Apesar do governo Bolsonaro defender, desde a campanha eleitoral, a diminuição das isenções e benefícios fiscais, 2019 iniciou com aumento desses gastos, por meio da sanção da Lei 13.799/2019 e da decisão do STF do dia 25/4, ambas medidas referentes ao aumento dos incentivos fiscais para as regiões norte e nordeste do país.

Ainda que uma das propostas de reforma tributária que está na mesa hoje aponte para a diminuição dos incentivos fiscais, discussões acerca do impacto desses gastos para o orçamento e para a sociedade de maneira geral, até agora, estão longe de ocorrer.

O que são gastos tributários

Os gastos tributários, como o nome já diz, funcionam praticamente como um gasto público, embora teoricamente sejam uma renúncia de receita. Em tese, são criados com algum objetivo específico, que pode ser, por exemplo, equalização de renda entre regiões, incentivo a setores econômicos ou mesmo uma vantagem tributária que vise atacar questões distributivas. Eles fazem parte do bolo de desonerações fiscais do governo e podem ser isenções, deduções ou outros benefícios de natureza tributária que reduzem a arrecadação potencial. Isenções ou benefícios fiscais podem, ou não, ser classificados pela Receita Federal como gastos tributários a partir de mecanismos legais, o que significa que esses são apenas uma parte do total de incentivos fiscais governamentais.

 O Instituto de Estudos Socioeconômicos (Inesc), por meio da campanha #SóAcreditoVendo, questiona os gastos tributários, especialmente aqueles concedidos a pessoas jurídicas. Isto porque não há transparência a respeito de quem são os beneficiários e quanto eles estão recebendo, o que impede análises acerca de qual o propósito de cada gasto.
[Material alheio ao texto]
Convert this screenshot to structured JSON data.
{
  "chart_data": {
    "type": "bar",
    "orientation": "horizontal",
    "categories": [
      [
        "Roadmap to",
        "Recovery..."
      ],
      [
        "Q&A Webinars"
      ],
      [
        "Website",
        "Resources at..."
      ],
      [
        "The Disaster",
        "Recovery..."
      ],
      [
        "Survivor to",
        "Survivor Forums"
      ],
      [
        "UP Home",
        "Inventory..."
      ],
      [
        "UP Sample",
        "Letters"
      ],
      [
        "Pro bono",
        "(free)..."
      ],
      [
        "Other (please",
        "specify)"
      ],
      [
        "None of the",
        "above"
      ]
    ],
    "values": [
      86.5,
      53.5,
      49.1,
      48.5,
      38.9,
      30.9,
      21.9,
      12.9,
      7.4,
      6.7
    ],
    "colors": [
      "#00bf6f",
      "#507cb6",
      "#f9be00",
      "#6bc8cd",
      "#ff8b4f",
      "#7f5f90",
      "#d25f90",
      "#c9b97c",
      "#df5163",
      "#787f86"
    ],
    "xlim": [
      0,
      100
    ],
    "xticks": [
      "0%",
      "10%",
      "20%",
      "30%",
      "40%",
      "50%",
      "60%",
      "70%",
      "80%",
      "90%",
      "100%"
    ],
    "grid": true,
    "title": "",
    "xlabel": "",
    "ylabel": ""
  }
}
Além disso, os gastos tributários não são avaliados enquanto políticas públicas, ou seja, não se sabe se a promessa de resultados socioeconômicos advindos dessas renúncias fiscais é cumprida.

Impacto na Previdência

Os gastos tributários atingem as receitas que alimentam a Previdência. Quatro tributos que financiam a seguridade social – constituída por Previdência, Assistência Social e Saúde – são o Programa de Integração Social (PIS), a Contribuição para o Financiamento da Seguridade Social (COFINS), a Contribuição Social sobre o Lucro Líquido (CLSS) e a Contribuição para a Previdência Social. Somados, eles representam 51,6% do total de gastos tributários projetados para 2020 – com o último sozinho representando 21,03%. Cria-se, assim, parte do déficit que hoje em dia é utilizado como justificativa para o fim da previdência enquanto política social redistributiva.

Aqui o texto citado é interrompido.